Nanoporous Polymer foams, available through hardening of microemulsions comprising at least one aqueous polycondensation reactive resin, at least one oil component, and at least one amphiphile and subsequent drying. Nanoporous Polymer foams according to claim 1, characterized in that the microemulsion as a polycondensation reactive resin is an aminoplast resin center holds. Nanoporous Polymer foams according to claim 2, characterized in that the aminoplast resin is a urea, benzoguanamine or melamine-formaldehyde resin is. Nanoporous Polymer foams according to claim 1, characterized in that the microemulsion contains at least one reactive amphiphile. Nanoporous Polymer foams according to one of claims 1 to 4, characterized in that the oil phase a hydrocarbon, alcohol, ketone, ether or alkyl ester or a mixture of said substances having a boiling point at atmospheric pressure below 120 ° C contains. Nanoporous Polymer foams according to one of claims 1 to 5, characterized in that the bulk density in the range of 5 to 200 g / l.
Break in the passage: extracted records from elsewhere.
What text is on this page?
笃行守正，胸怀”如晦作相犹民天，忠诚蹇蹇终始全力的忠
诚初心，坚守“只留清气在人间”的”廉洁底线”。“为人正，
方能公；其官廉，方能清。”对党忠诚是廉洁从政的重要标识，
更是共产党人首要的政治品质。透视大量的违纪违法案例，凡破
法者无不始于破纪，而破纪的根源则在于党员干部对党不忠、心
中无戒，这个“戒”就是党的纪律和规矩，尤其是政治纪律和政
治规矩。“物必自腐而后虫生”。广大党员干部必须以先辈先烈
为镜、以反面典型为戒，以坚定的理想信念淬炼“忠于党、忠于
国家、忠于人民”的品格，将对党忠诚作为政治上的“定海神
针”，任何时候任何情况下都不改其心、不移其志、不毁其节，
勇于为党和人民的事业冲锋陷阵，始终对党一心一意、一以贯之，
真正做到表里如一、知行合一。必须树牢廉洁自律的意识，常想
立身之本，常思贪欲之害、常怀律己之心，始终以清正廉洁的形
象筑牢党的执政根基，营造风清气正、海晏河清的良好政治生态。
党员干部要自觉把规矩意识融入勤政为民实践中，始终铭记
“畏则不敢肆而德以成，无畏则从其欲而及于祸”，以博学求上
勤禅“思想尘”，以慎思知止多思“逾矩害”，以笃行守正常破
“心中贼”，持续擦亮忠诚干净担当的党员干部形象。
Nanoporous Polymer foams according to one of claims 1 to 6, characterized in that the average pore diameter in the range of 10 to 1000 nm, preferred 30 to 300nm. Process for the preparation of nanoporous polymer foams, comprising the steps a) providing a polycondensation reactive resin b) Preparation of a microemulsion with an oil phase, an amphiphile and an aqueous solution a hardener and / or curing catalyst for the Polycondensation reactive resin, c) uniting the solution of the Polycondensation reactive resin from stage a) with the microemulsion from step b) and harden the reactive components. d) drying while maintaining the structure the hardened Microemulsion. Method according to claim 8, characterized in that that as a polycondensation resin, a urea or melamine-formaldehyde resin is used. Method according to claim 8 or 9, characterized the microemulsion contains at least one reactive amphiphile. Method according to one of claims 8 to 10, characterized that as a curing catalyst an organic or inorganic acid is used. Method according to one of claims 8 to 10, characterized that as the oil phase a hydrocarbon, alcohol, ketone, ether or alkyl ester or Mixtures thereof with a boiling point at atmospheric pressure below 120 ° C used and the oil phase removed by evaporation.